Certified GKH Gardening Expert
Split pit and bitter pit are two problems fruit growers experience at this time each year. Backyard gardeners typically have more problems than commercial fruit growers, but they also lose a portion of their crop to these conditions.
Split pit is a condition where the two halves of the peach pit split during the development of the fruit. In some cases, the pit splits into even more pieces resulting in what is known as shattered pit. Broken pieces of pit sometimes get stuck between your teeth if they are small enough. In most cases, however, they simply make eating a peach more difficult.
If you are canning peaches, or making peach salsa or another gourmet dish, fruit with split or shattered pits make preparation more difficult.

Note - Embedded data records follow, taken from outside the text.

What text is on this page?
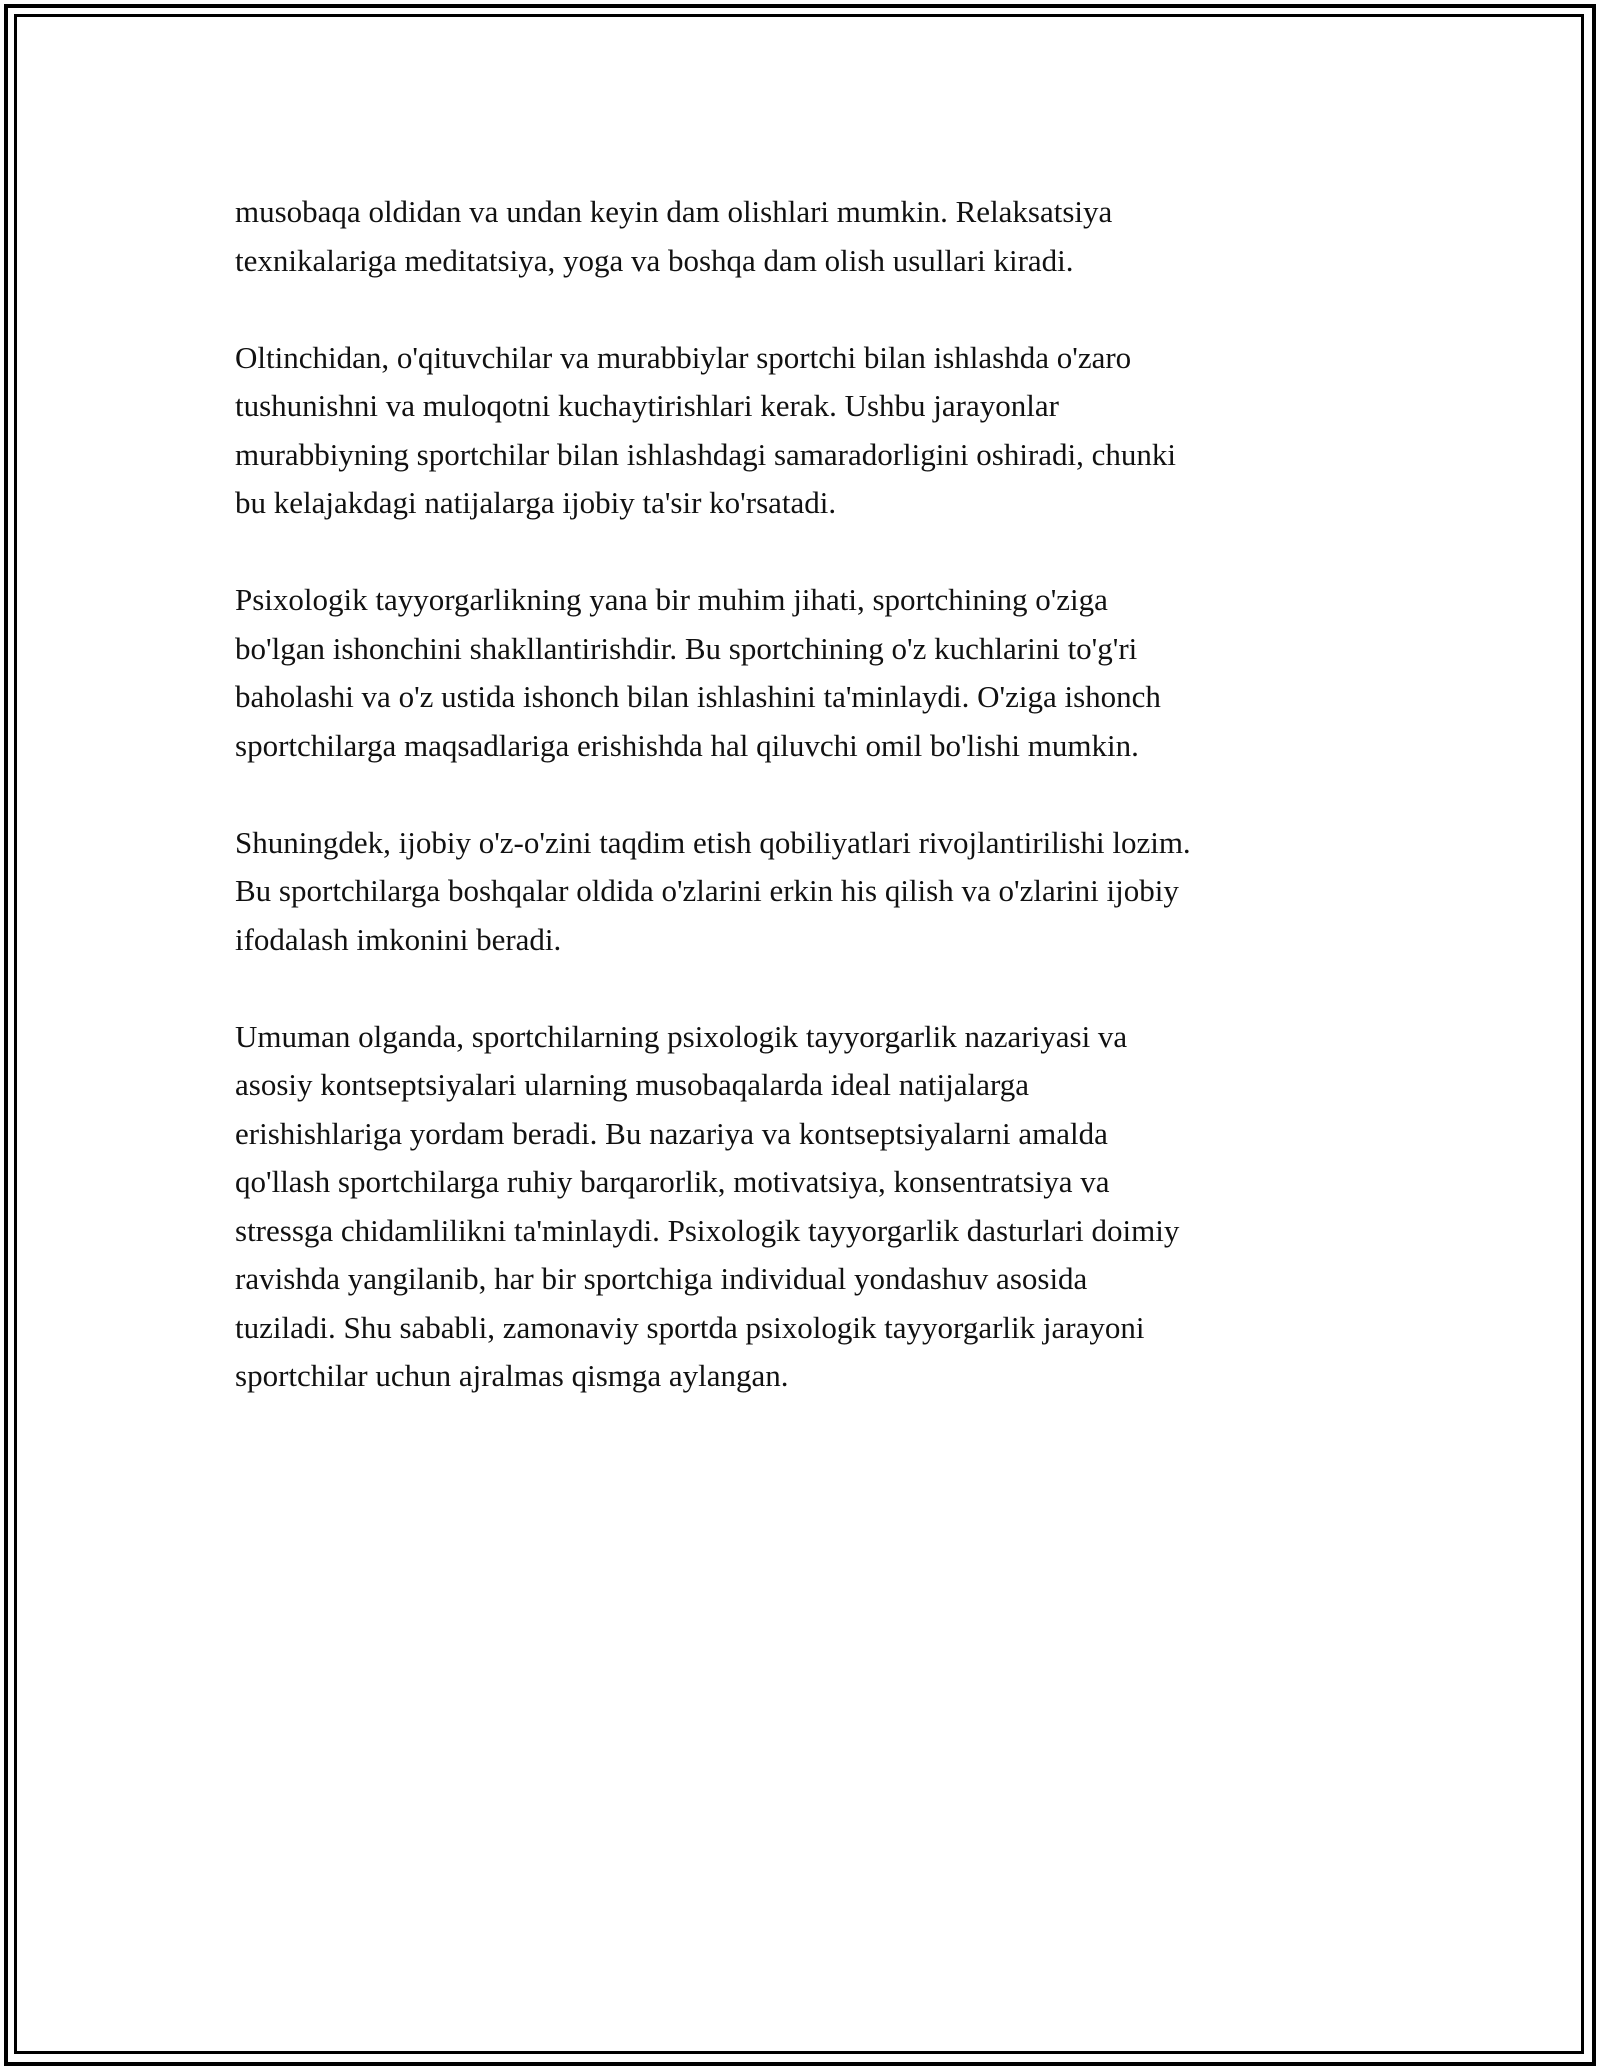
musobaqa oldidan va undan keyin dam olishlari mumkin. Relaksatsiya
texnikalariga meditatsiya, yoga va boshqa dam olish usullari kiradi.

Oltinchidan, o'qituvchilar va murabbiylar sportchi bilan ishlashda o'zaro
tushunishni va muloqotni kuchaytirishlari kerak. Ushbu jarayonlar
murabbiyning sportchilar bilan ishlashdagi samaradorligini oshiradi, chunki
bu kelajakdagi natijalarga ijobiy ta'sir ko'rsatadi.

Psixologik tayyorgarlikning yana bir muhim jihati, sportchining o'ziga
bo'lgan ishonchini shakllantirishdir. Bu sportchining o'z kuchlarini to'g'ri
baholashi va o'z ustida ishonch bilan ishlashini ta'minlaydi. O'ziga ishonch
sportchilarga maqsadlariga erishishda hal qiluvchi omil bo'lishi mumkin.

Shuningdek, ijobiy o'z-o'zini taqdim etish qobiliyatlari rivojlantirilishi lozim.
Bu sportchilarga boshqalar oldida o'zlarini erkin his qilish va o'zlarini ijobiy
ifodalash imkonini beradi.

Umuman olganda, sportchilarning psixologik tayyorgarlik nazariyasi va
asosiy kontseptsiyalari ularning musobaqalarda ideal natijalarga
erishishlariga yordam beradi. Bu nazariya va kontseptsiyalarni amalda
qo'llash sportchilarga ruhiy barqarorlik, motivatsiya, konsentratsiya va
stressga chidamlilikni ta'minlaydi. Psixologik tayyorgarlik dasturlari doimiy
ravishda yangilanib, har bir sportchiga individual yondashuv asosida
tuziladi. Shu sababli, zamonaviy sportda psixologik tayyorgarlik jarayoni
sportchilar uchun ajralmas qismga aylangan.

Split pit peaches have a shorter shelf life. The peach may split along the suture, opening the skin up to earwigs and other critters. Fruit rot diseases are also more common on these fruit. Sometimes you will find a seed that has germinated within the split pit peach.
Split pit is a disorder that can affect up to 50 percent of the peaches harvested each year. High nitrogen fertilization, improper irrigation scheduling, and the number of fruit on the tree all influence the amount of split pit that occurs. Peach trees planted in the lawn where they receive more fertilizer and water have more fruit with split pit. Peach trees not pruned properly also experience this problem more frequently.

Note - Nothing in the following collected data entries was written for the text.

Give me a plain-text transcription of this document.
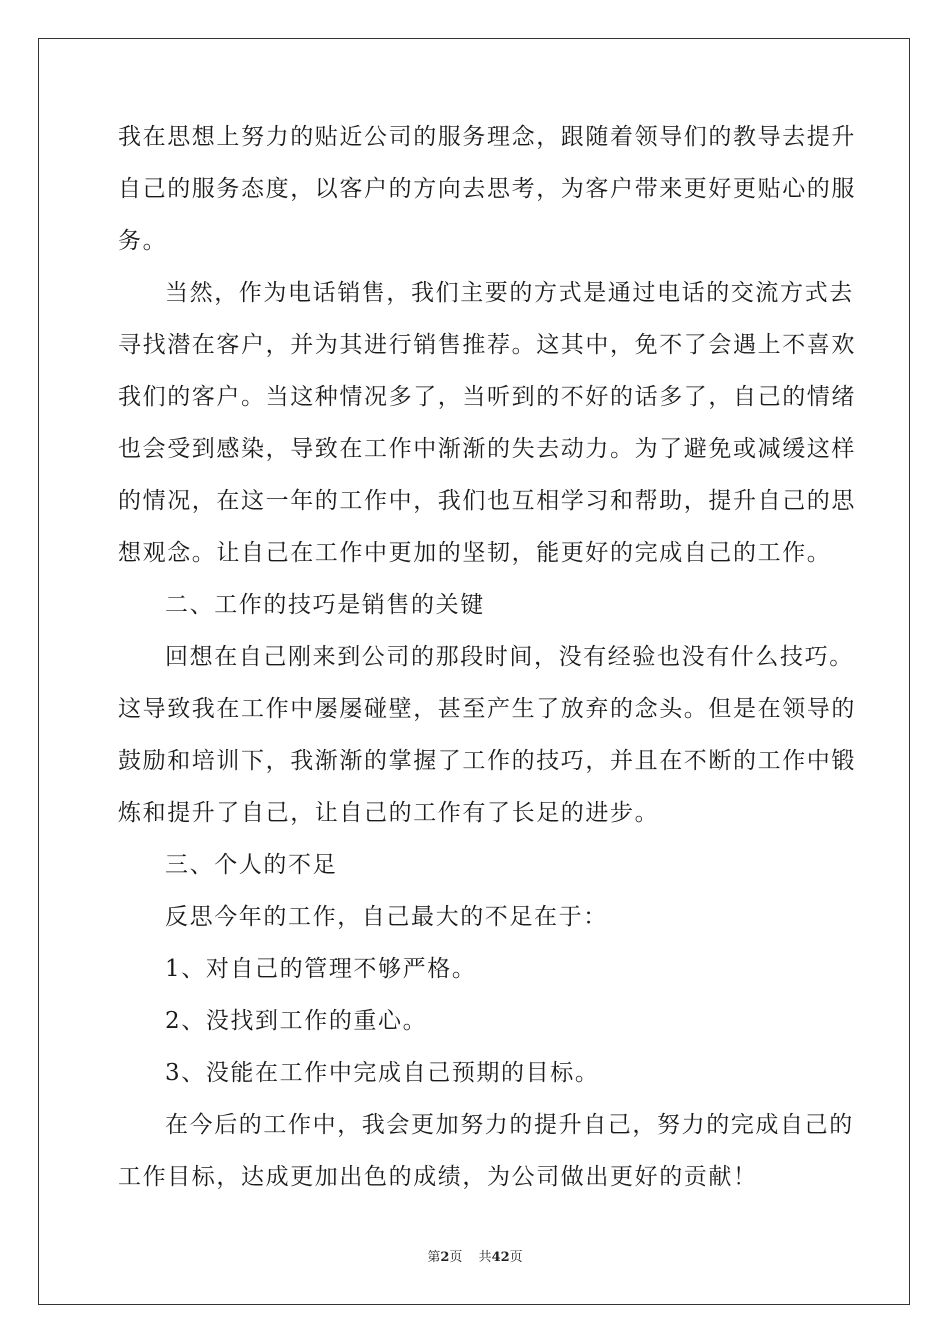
我在思想上努力的贴近公司的服务理念，跟随着领导们的教导去提升
自己的服务态度，以客户的方向去思考，为客户带来更好更贴心的服
务。
当然，作为电话销售，我们主要的方式是通过电话的交流方式去
寻找潜在客户，并为其进行销售推荐。这其中，免不了会遇上不喜欢
我们的客户。当这种情况多了，当听到的不好的话多了，自己的情绪
也会受到感染，导致在工作中渐渐的失去动力。为了避免或减缓这样
的情况，在这一年的工作中，我们也互相学习和帮助，提升自己的思
想观念。让自己在工作中更加的坚韧，能更好的完成自己的工作。
二、工作的技巧是销售的关键
回想在自己刚来到公司的那段时间，没有经验也没有什么技巧。
这导致我在工作中屡屡碰壁，甚至产生了放弃的念头。但是在领导的
鼓励和培训下，我渐渐的掌握了工作的技巧，并且在不断的工作中锻
炼和提升了自己，让自己的工作有了长足的进步。
三、个人的不足
反思今年的工作，自己最大的不足在于：
1、对自己的管理不够严格。
2、没找到工作的重心。
3、没能在工作中完成自己预期的目标。
在今后的工作中，我会更加努力的提升自己，努力的完成自己的
工作目标，达成更加出色的成绩，为公司做出更好的贡献！
第2页 共42页
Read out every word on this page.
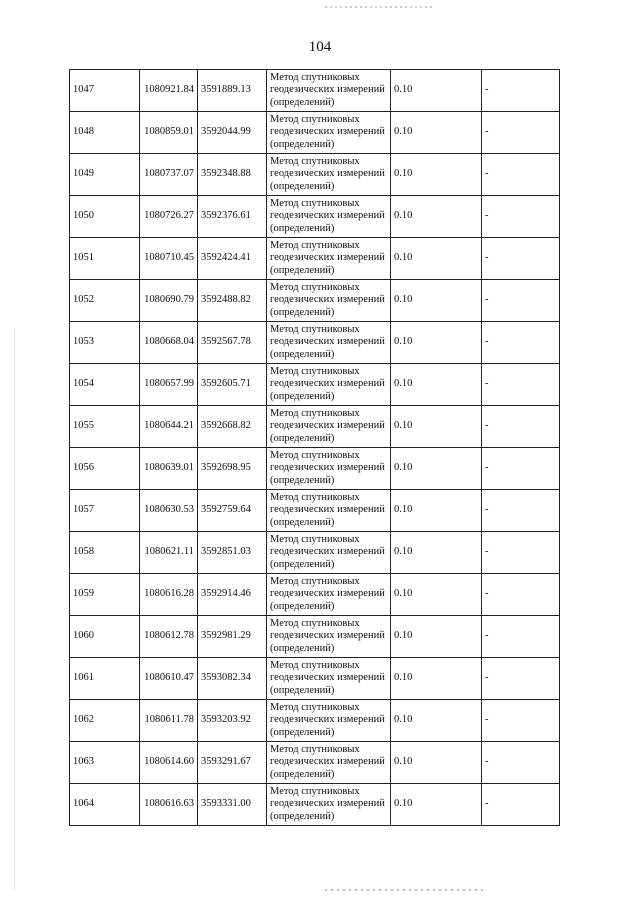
104
1047	1080921.84	3591889.13	Метод спутниковых
геодезических измерений
(определений)	0.10	-
1048	1080859.01	3592044.99	Метод спутниковых
геодезических измерений
(определений)	0.10	-
1049	1080737.07	3592348.88	Метод спутниковых
геодезических измерений
(определений)	0.10	-
1050	1080726.27	3592376.61	Метод спутниковых
геодезических измерений
(определений)	0.10	-
1051	1080710.45	3592424.41	Метод спутниковых
геодезических измерений
(определений)	0.10	-
1052	1080690.79	3592488.82	Метод спутниковых
геодезических измерений
(определений)	0.10	-
1053	1080668.04	3592567.78	Метод спутниковых
геодезических измерений
(определений)	0.10	-
1054	1080657.99	3592605.71	Метод спутниковых
геодезических измерений
(определений)	0.10	-
1055	1080644.21	3592668.82	Метод спутниковых
геодезических измерений
(определений)	0.10	-
1056	1080639.01	3592698.95	Метод спутниковых
геодезических измерений
(определений)	0.10	-
1057	1080630.53	3592759.64	Метод спутниковых
геодезических измерений
(определений)	0.10	-
1058	1080621.11	3592851.03	Метод спутниковых
геодезических измерений
(определений)	0.10	-
1059	1080616.28	3592914.46	Метод спутниковых
геодезических измерений
(определений)	0.10	-
1060	1080612.78	3592981.29	Метод спутниковых
геодезических измерений
(определений)	0.10	-
1061	1080610.47	3593082.34	Метод спутниковых
геодезических измерений
(определений)	0.10	-
1062	1080611.78	3593203.92	Метод спутниковых
геодезических измерений
(определений)	0.10	-
1063	1080614.60	3593291.67	Метод спутниковых
геодезических измерений
(определений)	0.10	-
1064	1080616.63	3593331.00	Метод спутниковых
геодезических измерений
(определений)	0.10	-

Bitter pit is a problem with apples that appear after harvest. Sunken discolored pits appear on the surface of the fruit. Under each pit is a rubbery brown spot. These spots can be cut out of the fruit but as with split pit peaches, preparing these fruit for a pie or other uses takes longer. Most people cut these spots out of an apple before they take a bite. Other people feel these fruits are diseased and won't eat them. They are sometimes quite ugly. Like split pit, this malady is not caused by a disease or insect, but environmental and cultural practices.
Young trees just coming into bearing are the most susceptible as is fruit harvested at an immature stage. Bitter pit also is more of a problem with more vigorous trees like those in a lawn where they receive too much water and fertilizer. Fruit on upright vigorous growing branches have a greater potential to develop bitter pit than fruit that develops on horizontal branches near the tree's main trunk.